Sensor domain of histidine kinase KinB of Pseudomonas – a helix-swapped dimer [Signal Transduction]

February 26th, 2014 by Tan, K., Chhor, G., Binkowski, T. A., Jedrzejczak, R. P., Makowska-Grzyska, M., Joachimiak, A.

The overproduction of polysaccharide alginate is responsible for the formation of mucus in the lungs of cystic fibrosis (CF) patients. HK KinB of the KinB-AlgB TCS in Pseudomonas aeruginosa acts as a negative regulator of alginate biosynthesis.
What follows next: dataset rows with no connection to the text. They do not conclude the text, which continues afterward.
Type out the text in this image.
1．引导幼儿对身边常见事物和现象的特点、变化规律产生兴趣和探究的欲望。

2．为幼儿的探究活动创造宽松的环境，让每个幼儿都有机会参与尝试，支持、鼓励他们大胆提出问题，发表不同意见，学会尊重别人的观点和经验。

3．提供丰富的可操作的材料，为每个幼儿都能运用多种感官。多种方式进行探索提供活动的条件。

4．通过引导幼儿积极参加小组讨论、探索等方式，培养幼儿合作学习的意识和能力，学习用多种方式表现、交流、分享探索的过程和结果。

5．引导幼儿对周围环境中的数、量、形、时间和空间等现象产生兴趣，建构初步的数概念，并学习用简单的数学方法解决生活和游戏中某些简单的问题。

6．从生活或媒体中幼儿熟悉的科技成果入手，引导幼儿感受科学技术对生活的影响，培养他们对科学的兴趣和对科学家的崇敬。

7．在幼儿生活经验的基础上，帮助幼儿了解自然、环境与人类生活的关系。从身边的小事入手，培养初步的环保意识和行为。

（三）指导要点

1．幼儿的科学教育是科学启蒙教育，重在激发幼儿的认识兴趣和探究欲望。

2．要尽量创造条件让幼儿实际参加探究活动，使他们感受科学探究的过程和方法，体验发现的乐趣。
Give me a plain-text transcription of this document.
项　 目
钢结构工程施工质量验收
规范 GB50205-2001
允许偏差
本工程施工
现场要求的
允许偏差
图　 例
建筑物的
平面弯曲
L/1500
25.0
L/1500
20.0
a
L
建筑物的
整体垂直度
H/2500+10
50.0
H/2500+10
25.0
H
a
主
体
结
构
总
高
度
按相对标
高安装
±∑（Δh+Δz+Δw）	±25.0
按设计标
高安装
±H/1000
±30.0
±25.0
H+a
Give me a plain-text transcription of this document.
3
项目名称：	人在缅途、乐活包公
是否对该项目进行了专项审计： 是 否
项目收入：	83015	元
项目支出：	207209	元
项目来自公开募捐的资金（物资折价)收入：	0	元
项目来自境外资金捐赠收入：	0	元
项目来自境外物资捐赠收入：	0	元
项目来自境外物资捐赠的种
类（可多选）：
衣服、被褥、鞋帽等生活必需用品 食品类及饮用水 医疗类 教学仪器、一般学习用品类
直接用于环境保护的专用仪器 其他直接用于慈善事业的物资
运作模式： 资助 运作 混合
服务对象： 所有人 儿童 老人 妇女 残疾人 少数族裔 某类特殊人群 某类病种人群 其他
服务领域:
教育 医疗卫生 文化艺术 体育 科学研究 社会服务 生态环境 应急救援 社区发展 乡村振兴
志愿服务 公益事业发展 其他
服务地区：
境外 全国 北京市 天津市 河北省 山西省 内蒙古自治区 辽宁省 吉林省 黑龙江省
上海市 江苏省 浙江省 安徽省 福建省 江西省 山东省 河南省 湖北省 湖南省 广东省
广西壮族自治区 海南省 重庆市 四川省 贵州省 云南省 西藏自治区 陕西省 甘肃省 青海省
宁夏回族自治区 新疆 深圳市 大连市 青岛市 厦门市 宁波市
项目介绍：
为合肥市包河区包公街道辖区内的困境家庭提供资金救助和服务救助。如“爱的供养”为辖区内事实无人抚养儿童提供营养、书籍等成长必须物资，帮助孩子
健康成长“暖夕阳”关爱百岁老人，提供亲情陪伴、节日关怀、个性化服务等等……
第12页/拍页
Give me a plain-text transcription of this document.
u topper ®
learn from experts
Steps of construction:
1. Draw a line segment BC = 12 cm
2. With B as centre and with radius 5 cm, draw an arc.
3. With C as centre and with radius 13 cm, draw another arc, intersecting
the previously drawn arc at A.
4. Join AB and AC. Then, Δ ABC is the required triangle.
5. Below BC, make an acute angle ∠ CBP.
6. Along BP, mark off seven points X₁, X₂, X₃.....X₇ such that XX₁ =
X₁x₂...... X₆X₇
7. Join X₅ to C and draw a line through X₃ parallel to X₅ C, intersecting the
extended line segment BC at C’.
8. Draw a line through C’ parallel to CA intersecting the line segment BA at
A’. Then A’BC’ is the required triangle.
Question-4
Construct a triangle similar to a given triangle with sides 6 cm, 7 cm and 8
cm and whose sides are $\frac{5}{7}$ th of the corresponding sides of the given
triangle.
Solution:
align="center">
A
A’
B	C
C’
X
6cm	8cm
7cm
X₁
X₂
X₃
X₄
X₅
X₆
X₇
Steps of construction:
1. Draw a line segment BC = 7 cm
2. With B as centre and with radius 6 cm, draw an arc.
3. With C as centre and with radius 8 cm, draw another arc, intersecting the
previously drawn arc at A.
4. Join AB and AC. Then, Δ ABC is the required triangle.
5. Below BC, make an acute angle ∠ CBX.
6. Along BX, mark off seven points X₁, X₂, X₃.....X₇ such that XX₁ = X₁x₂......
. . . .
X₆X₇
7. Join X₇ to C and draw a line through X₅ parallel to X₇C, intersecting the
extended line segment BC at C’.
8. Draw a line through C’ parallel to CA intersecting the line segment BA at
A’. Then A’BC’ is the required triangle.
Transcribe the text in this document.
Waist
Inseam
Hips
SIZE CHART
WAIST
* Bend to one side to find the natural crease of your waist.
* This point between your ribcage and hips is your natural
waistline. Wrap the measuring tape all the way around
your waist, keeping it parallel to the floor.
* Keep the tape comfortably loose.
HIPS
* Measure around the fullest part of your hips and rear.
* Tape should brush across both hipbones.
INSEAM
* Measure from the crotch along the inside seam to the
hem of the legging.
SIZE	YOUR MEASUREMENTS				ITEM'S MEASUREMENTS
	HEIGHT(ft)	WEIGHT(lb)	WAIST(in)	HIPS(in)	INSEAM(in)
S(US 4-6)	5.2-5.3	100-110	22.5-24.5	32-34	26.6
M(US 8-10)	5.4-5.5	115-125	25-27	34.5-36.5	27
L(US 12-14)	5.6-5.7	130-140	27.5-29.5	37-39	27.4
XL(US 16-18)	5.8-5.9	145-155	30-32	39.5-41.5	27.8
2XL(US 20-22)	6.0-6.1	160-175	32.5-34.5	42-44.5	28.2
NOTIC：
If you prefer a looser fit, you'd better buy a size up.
The modular architecture of KinB is similar to other HKs. However, its periplasmic signal SD is unique and is found only in the Pseudomonas genus. Here, we present the first crystal structures of the KinB-SD. The domain is a dimer in solution and in the crystal it shows an atypical dimer of a helix-swapped four-helix bundle. A positively charged cavity is formed on the dimer interface and involves several strictly conserved residues, including R60. A phosphate anion is bound asymmetrically in one of the structures. In silico docking identified several monophosphorylated sugars, including β-D-fructose-6-phosphate and [beta]-D-mannose-6-phosphate, a precursor and an intermediate of alginate synthesis, respectively, as potential KinB ligands. Ligand binding was confirmed experimentally. Conformational transition from a symmetric to asymmetric structure and decreasing dimer stability caused by ligand binding may be a part of the signal transduction mechanism of the KinB-AlgB TCS.